Door de hervorming worden de geldstromen verlegd naar onderwijs: naast de € 6.000 gaat ook de andere € 3.300 van de overheid naar onderwijs. Randvoorwaarde hierbij is dat ook na de afschaffing van de basisbeurs  een studie een uitstekende investering moet blijven voor student en maatschappij en  iedereen die gemotiveerd is om te studeren, moet ook kunnen studeren.
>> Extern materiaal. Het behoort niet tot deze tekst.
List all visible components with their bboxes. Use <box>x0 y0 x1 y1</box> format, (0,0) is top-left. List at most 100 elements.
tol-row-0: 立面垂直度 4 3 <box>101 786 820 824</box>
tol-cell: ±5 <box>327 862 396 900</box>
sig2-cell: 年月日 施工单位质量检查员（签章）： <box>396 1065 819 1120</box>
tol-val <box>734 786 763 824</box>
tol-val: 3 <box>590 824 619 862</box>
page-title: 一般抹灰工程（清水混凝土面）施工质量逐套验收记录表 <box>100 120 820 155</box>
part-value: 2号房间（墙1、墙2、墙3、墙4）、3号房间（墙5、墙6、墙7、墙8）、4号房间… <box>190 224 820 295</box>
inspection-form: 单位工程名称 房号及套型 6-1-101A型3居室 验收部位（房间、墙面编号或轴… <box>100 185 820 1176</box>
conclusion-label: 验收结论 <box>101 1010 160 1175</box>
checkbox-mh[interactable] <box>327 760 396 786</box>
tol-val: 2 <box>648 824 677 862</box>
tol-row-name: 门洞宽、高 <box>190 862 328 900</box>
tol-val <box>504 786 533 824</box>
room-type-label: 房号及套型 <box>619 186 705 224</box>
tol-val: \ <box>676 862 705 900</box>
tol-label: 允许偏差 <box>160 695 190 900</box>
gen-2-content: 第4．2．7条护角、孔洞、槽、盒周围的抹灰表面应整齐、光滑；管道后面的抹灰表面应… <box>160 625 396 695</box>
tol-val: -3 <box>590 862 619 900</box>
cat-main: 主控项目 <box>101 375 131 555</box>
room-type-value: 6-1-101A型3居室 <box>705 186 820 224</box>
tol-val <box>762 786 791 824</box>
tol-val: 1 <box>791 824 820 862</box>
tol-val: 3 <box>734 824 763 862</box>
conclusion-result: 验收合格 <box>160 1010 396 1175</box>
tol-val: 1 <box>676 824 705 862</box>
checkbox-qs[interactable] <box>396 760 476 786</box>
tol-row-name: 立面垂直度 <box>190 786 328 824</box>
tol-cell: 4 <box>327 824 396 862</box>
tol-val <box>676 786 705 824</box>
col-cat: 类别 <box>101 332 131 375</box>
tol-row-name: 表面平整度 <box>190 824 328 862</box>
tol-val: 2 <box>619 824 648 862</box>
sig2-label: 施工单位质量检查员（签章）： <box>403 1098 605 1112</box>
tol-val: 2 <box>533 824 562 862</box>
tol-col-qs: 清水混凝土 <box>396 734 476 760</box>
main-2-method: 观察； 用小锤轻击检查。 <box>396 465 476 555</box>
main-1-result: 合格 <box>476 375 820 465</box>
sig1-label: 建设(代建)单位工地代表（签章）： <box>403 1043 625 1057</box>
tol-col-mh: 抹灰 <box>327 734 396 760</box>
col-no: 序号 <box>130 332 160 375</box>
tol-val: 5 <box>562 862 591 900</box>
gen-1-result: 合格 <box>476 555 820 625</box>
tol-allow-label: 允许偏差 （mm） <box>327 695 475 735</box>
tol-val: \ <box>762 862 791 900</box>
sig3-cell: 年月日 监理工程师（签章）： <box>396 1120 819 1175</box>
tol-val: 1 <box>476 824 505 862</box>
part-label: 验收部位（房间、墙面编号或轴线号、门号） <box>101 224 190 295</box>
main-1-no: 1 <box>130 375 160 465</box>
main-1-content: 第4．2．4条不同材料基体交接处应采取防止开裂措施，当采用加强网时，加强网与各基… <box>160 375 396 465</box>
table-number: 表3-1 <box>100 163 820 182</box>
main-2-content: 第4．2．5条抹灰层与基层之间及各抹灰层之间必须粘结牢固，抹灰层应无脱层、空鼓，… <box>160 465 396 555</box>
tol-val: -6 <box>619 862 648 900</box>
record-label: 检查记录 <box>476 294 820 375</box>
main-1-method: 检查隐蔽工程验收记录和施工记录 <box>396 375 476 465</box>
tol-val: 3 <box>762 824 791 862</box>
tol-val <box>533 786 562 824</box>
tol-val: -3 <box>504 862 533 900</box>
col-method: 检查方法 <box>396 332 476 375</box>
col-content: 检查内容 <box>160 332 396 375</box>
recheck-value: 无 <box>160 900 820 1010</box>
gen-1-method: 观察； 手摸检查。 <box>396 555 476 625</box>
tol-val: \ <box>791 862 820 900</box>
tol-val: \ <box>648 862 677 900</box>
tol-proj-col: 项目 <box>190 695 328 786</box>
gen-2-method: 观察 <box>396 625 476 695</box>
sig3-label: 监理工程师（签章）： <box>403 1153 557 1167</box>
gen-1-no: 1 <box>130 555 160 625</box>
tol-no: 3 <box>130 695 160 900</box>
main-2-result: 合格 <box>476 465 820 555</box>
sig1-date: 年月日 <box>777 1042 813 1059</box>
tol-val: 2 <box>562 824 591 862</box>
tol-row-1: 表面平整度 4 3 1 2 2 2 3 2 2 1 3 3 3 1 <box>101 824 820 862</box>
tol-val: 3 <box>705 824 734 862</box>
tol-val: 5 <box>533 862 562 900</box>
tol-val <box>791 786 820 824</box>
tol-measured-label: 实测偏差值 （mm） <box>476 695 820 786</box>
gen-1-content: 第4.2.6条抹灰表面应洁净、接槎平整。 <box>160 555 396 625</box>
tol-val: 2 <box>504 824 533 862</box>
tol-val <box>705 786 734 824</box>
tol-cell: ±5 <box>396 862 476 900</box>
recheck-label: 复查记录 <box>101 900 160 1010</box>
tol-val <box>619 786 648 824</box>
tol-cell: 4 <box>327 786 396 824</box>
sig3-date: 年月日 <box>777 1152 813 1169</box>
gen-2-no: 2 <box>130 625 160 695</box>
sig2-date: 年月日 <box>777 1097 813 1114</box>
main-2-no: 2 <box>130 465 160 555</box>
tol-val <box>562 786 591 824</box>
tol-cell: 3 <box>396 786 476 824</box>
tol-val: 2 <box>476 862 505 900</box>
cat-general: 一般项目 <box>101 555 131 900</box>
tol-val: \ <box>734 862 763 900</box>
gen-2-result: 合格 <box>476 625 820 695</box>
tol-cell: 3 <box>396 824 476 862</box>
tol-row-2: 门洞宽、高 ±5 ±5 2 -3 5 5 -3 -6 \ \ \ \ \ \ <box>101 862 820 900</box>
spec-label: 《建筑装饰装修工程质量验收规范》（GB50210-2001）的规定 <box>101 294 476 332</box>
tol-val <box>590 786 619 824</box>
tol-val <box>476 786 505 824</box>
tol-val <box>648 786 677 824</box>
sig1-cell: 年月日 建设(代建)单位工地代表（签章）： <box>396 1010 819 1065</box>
Op de totale onderwijsbegroting zullen de verschuivingen ook terug te zien zijn. In de begroting 2013, zonder plannen voor het leenstelsel en de OV kaart, waren de uitgaven (2017) aan HO totaal € 6,5 miljard en studiefinanciering/inkomensoverdracht € 2,8 miljard. De plannen voorzien dus om van de bijna € 3 miljard structureel € 1,2 miljard te verleggen naar onderwijs.

Hoekstra en spookverhalen

Professor Hoekstra van de TU Delft schetst in zijn artikel een beeld van een studieschuld van € 40.000 zelfs oplopend tot € 70.000 als gevolg van de invoering van het leenstelsel. Helaas wordt dit stuk geplaatst op een gerespecteerde site als ScienceGuide en wordt het door verschillende politici klakkeloos geciteerd en getwitterd. Maar al bij eerste lezing denkt de oplettende lezer: “Hoe kan het toch, dat de afschaffing van de basisbeurs, wat voor een nominaal vierjarige studie maximaal een cumulatief effect van € 13.100 (prijspeil 2013) kan hebben voor de gehele studie van een uitwonende student, gaat leiden tot dit soort schuldbedragen? Zakt door dit bedrag, van € 13.100 maximaal, dat voor veel studenten zal gelden, maar voor veel studenten een veel kleiner bedrag, als gevolg van de invoering van het leenstelsel het gehele systeem dan als een soort Armageddon van schulden en buitengesloten studenten in elkaar? Zo erg kan het toch niet zijn?’’  

Inderdaad, dit kan niet en moet niet.

Helaas worden in het stuk veel bedragen foutief gehanteerd en verbanden onjuist geïmpliceerd.

–          Professor Hoekstra rekent ook de schuld voor als de ouders niet bijdragen. Daarbij neemt hij echter de aanvullende beurs van € 250 per maand (€ 3.000 per jaar) niet mee. Deze blijft echter beschikbaar voor studenten waarvan de ouders een lager inkomen hebben, terwijl het artikel foutief concludeert dat de schuld nog eens €3000 per jaar zou toenemen als de ouders niet kunnen bijdragen.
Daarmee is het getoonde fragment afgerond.